Biology of reproduction (2018-09-29)
Hongzheng Sun, Jian Kang, Jianmin Su, Jinjing Zhang, Lei Zhang, Xin Liu, Jingcheng Zhang, Fengyu Wang, Zhenzhen Lu, Xupeng Xing, HuanHuan Chen, Yong Zhang
ABSTRACT

Methionine adenosyltransferase II (MAT2A) is essential to the synthesis of S-adenosylmethionine, a major methyl donor, from L-methionine and ATP. Upon fertilization, zygotic genome activation (ZGA) marks the period that transforms the genome from transcriptional quiescence to robust transcriptional activity. During this period, embryonic epigenome undergoes extensive modifications, including histone methylation changes. However, whether MAT2A participates in histone methylation at the ZGA stage is unknown. Herein, we identified that MAT2A is a pivotal factor for ZGA in mouse embryos.
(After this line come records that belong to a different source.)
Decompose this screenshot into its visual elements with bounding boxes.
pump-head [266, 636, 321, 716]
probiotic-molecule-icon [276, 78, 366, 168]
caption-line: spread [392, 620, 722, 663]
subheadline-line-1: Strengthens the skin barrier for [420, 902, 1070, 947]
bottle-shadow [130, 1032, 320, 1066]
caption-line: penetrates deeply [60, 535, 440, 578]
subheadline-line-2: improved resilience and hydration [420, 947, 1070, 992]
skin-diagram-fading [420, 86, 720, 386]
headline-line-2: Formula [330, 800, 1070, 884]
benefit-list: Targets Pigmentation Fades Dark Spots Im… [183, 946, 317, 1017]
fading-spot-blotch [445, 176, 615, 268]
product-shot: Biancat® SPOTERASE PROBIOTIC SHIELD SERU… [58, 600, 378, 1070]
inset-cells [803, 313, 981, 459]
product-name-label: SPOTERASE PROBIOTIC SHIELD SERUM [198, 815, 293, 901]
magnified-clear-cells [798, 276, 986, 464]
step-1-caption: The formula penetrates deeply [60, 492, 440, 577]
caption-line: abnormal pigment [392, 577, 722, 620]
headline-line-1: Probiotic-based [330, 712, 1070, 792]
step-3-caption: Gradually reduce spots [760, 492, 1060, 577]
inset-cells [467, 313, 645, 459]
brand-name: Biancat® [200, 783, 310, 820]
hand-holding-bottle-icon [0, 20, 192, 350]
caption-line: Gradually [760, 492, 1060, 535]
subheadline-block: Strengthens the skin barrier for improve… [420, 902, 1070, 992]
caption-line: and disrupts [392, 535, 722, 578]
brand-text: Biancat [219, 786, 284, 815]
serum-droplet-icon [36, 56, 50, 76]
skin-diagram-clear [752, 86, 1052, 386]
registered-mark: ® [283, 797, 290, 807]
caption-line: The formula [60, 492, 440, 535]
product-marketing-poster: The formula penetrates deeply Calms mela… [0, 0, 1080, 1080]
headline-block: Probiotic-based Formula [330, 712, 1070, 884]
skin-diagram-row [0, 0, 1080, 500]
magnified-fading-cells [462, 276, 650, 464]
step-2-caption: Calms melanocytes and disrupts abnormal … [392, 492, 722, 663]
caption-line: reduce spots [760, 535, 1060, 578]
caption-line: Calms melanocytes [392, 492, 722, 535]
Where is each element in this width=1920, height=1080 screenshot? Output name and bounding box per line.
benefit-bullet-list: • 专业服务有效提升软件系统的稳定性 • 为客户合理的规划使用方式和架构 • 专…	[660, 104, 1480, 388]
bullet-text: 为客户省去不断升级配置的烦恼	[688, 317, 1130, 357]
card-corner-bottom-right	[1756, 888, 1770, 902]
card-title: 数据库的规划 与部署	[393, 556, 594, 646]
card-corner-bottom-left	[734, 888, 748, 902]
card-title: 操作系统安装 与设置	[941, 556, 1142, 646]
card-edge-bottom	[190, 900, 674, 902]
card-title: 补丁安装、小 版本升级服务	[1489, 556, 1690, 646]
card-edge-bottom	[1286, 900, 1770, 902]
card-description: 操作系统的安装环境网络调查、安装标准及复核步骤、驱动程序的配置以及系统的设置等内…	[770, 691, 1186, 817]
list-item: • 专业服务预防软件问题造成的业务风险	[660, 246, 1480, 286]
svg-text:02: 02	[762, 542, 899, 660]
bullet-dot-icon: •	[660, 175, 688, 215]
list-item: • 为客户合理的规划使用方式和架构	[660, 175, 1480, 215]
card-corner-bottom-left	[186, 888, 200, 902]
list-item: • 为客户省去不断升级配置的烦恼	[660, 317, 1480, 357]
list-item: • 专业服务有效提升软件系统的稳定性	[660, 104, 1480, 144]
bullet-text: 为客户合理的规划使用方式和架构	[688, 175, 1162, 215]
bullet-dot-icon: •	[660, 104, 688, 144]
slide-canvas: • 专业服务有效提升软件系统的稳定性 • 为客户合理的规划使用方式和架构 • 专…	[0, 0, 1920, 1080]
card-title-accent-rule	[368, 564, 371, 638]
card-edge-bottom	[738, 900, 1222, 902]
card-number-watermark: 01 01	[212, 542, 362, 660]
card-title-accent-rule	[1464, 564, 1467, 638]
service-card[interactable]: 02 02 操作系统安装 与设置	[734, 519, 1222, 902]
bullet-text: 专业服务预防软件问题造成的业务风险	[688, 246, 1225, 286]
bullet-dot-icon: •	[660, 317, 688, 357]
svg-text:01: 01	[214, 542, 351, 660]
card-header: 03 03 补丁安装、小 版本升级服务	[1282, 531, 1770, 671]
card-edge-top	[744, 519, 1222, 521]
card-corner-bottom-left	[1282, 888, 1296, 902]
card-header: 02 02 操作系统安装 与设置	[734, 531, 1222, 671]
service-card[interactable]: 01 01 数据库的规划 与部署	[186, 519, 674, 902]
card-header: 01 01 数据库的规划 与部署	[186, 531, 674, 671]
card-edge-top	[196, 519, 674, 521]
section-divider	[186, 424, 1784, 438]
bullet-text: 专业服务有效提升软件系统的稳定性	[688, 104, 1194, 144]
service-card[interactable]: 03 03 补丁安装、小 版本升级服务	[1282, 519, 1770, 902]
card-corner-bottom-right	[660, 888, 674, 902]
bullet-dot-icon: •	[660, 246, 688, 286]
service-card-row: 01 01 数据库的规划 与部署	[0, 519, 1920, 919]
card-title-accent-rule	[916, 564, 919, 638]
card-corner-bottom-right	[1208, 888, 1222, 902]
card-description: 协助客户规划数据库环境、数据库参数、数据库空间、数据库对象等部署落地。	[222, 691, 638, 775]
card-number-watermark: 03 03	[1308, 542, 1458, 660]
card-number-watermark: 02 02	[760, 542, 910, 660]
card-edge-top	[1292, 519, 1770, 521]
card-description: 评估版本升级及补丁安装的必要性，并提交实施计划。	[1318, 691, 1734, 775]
Mat2a knockdown exhibited 2-cell embryo arrest and reduced transcriptional activity but did not affect H3K4me2/3 and H3K9me2/3. When the cycloleucine, a selective inhibitor of MAT2A catalytic activity, was added to a culture medium, embryos were arrested at the morula stage in the same manner as the embryos cultured in an L-methionine-deficient medium. Under these two culture conditions, H3K4me3 levels of morula and blastocyst were much lower than those cultured under normal medium. Furthermore, cycloleucine treatment or methionine starvation apparently reduced the developmental potential of blastocysts. Thus, Mat2a is indispensable for ZGA and morula-to-blastocyst transition.